Ibarat seorang sopir. Kalau
hanya jasadnya yang mengendalikan kendaraan, maka armada secanggih apapun tak
akan bisa membantunya menghindar dari tabrakan.
Demikian pula dengan hidup kita.
Yang menentukan pada akhirnya bukan atribut eksternal, tetapi murni diri kita
sendiri.
Gergaji Kesuksesan
Supaya bisa menciptakan
transaksi yang menguntungkan, pembelajaran hidup yang perlu dijalani adalah
seperti dikatakan Covey: mengasah gergaji. Apa saja yang harus Anda asah?
Berikut ini urainnya:
1. Kepercayaan Diri
Pengusaha yang untung dalam
menciptakan transaksi umumnya cakap dalam mengungkap keunggulan komoditas
setinggi-tingginya, sehingga orang lain percaya. Tapi, kecakapan itu bukan
peristiwa dadakan (dramatic event), melainkan keahlian
yang diasah untuk menemukan keunggulan diri (negotiation skill), dan pengetahuan
menyeluruh tentang konstelasi komoditas.
Ketika Anda menerima
peristiwa hidup yang tidak diinginkan, maka untung-rugi sebuah transaksi
ditentukan oleh sejauh mana Anda percaya bahwa peristiwa itu berharga, dan
bahwa nilai yang dikandung di dalamnya bisa Anda gunakan.

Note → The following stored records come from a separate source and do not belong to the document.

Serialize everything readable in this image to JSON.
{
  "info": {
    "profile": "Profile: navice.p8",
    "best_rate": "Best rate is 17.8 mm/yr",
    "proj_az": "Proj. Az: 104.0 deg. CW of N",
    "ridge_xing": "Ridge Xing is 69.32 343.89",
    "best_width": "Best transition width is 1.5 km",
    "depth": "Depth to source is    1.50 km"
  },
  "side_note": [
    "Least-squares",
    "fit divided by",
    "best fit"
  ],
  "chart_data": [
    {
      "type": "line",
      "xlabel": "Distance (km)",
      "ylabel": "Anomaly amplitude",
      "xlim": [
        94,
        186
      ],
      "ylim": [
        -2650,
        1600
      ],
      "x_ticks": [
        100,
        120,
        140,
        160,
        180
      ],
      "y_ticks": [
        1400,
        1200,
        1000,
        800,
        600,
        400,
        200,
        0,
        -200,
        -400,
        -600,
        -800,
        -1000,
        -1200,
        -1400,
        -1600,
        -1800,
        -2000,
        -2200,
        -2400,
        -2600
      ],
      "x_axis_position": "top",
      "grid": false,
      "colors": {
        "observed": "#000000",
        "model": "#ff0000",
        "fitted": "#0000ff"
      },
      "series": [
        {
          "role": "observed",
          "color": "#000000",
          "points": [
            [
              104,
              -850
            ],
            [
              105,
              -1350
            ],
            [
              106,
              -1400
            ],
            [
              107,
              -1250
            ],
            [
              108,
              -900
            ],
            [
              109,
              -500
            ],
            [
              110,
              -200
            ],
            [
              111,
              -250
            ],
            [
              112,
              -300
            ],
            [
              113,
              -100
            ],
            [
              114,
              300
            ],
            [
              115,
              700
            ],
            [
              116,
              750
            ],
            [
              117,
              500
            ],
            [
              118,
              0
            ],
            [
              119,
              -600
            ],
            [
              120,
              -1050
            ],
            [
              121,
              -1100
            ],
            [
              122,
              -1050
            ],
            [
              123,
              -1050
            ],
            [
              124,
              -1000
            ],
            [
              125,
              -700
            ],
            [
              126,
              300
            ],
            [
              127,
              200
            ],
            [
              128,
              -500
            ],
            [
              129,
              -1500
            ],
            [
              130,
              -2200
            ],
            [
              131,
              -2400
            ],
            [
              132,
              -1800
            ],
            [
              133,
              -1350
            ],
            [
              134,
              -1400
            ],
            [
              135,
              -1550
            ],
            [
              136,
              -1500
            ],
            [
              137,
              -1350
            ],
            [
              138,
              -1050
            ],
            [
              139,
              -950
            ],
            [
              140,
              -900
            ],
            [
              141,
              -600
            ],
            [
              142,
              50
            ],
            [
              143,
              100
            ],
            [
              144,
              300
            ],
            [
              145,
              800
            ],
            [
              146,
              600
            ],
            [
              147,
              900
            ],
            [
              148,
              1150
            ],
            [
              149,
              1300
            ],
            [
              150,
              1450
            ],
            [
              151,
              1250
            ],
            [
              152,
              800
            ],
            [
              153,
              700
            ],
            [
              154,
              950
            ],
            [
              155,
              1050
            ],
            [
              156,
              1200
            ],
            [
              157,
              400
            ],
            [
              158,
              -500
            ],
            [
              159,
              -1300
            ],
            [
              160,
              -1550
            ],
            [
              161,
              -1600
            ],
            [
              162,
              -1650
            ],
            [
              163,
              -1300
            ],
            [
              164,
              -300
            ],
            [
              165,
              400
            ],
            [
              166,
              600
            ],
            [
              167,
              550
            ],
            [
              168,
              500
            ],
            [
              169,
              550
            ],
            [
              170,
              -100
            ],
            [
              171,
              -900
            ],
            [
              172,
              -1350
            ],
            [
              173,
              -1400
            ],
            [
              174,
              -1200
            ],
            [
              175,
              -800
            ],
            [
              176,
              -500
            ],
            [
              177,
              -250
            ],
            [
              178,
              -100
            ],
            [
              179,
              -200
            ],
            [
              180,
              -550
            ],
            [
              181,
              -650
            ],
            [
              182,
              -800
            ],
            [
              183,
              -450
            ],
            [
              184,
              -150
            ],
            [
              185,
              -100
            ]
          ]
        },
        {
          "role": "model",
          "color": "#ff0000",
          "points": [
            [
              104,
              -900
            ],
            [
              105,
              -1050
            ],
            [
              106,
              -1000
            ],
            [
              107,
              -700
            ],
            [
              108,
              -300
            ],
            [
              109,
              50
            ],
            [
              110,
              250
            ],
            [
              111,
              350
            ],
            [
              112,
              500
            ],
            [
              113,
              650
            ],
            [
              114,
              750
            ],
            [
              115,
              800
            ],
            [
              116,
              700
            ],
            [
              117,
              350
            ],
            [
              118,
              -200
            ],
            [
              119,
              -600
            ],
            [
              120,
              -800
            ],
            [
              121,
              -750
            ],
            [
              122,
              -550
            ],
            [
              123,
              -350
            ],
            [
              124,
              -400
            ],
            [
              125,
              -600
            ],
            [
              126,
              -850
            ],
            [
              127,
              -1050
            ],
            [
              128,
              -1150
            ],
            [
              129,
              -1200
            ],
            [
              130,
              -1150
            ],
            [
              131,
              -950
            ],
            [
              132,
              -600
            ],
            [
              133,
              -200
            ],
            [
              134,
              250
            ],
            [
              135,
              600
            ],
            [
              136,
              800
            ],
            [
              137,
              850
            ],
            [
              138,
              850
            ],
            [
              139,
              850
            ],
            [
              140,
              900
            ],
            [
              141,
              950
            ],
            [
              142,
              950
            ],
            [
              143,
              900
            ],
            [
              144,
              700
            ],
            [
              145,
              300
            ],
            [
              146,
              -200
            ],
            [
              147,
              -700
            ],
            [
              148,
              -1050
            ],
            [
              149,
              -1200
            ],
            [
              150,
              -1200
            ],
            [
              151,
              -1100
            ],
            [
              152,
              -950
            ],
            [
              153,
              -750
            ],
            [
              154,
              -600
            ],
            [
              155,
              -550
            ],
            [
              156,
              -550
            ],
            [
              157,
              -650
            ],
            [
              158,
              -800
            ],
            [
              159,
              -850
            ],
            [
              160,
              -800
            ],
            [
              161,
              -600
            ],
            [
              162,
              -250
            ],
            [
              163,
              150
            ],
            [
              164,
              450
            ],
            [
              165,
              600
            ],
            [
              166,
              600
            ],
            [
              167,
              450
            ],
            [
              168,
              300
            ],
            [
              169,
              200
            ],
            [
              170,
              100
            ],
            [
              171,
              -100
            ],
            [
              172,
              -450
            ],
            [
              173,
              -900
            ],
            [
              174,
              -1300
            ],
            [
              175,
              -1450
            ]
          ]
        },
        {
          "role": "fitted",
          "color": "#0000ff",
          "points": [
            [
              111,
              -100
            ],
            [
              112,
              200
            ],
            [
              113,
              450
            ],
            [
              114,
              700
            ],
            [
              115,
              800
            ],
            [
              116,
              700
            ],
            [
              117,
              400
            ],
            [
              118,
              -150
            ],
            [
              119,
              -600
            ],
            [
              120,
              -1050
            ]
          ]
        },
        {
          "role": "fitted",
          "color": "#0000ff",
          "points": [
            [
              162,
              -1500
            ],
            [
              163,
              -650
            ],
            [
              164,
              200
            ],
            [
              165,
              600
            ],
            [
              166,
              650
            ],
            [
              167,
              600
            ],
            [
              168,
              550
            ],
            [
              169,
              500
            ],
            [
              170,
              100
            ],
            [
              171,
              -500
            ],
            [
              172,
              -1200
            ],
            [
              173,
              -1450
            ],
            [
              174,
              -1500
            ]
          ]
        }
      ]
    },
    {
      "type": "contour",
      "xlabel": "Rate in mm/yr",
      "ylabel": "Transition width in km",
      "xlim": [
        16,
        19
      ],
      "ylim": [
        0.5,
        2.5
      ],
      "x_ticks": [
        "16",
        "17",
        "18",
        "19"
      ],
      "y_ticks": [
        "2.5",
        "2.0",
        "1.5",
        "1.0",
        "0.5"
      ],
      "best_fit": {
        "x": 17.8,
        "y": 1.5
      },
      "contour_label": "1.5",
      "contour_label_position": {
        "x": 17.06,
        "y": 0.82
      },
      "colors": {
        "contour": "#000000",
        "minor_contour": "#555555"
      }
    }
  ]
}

Kalau Anda tidak tahu
harga dan tidak tahu kegunaanya (keunggulan) maka tawaran yang Anda lakukan
tidak akurat alias banyak melesetnya.
2.Mentalitas
Belajar pada teori militer,
sensitivitas diri seorang prajurit dibentuk dengan menggembleng doktrin yang
membuatnya merasa “be” (menjadi). Ketika sudah merasa
menjadi, maka gampang untuk “know”, lalu menjalankan “do”.
Demikian pula dengan doktrin
pengusaha. Pertama kali adalah tanggung jawab atas resiko, kedua menerima
resiko itu dengan rasa memiliki.
3. Kendali
Gergaji ini berfungsi untuk
menjalani proses mengasah secara terus menerus. Kalau harus berhenti, niatkan
hanya untuk istirahat, bukan meninggalkan. Begitu Anda mendapat stimuli
merugikan, segeralah kembali pada predikat pengusaha dengan misi yang Anda
emban.
Tanpa mengasah secara terus
menerus, maka perubahan nilai komoditas, indek pasar dan penguasaan tehnis yang
Anda miliki, akan tertinggal perubahan dunia. Karena tumpul, akibatnya bisa
membuat Anda tidak ‘pede’ lagi ketika tawaran transaksi muncul.
Kesuksesan, seperti kata
orang, tidak sebagaimana jalan tol, melainkan tangga. Kalau Anda sudah berhasil
menapaki tangga pertama, logikanya Anda berpotensi kuat untuk menaiki tangga
kedua, ketiga dan seterusnya. Demikian pula, jika Anda sudah bisa menghasilkan
keuntungan sedikit, Anda pun punya potensi diri dan peluang untuk menciptakan
transaksi dengan keuntungan banyak, walau tidak langsung.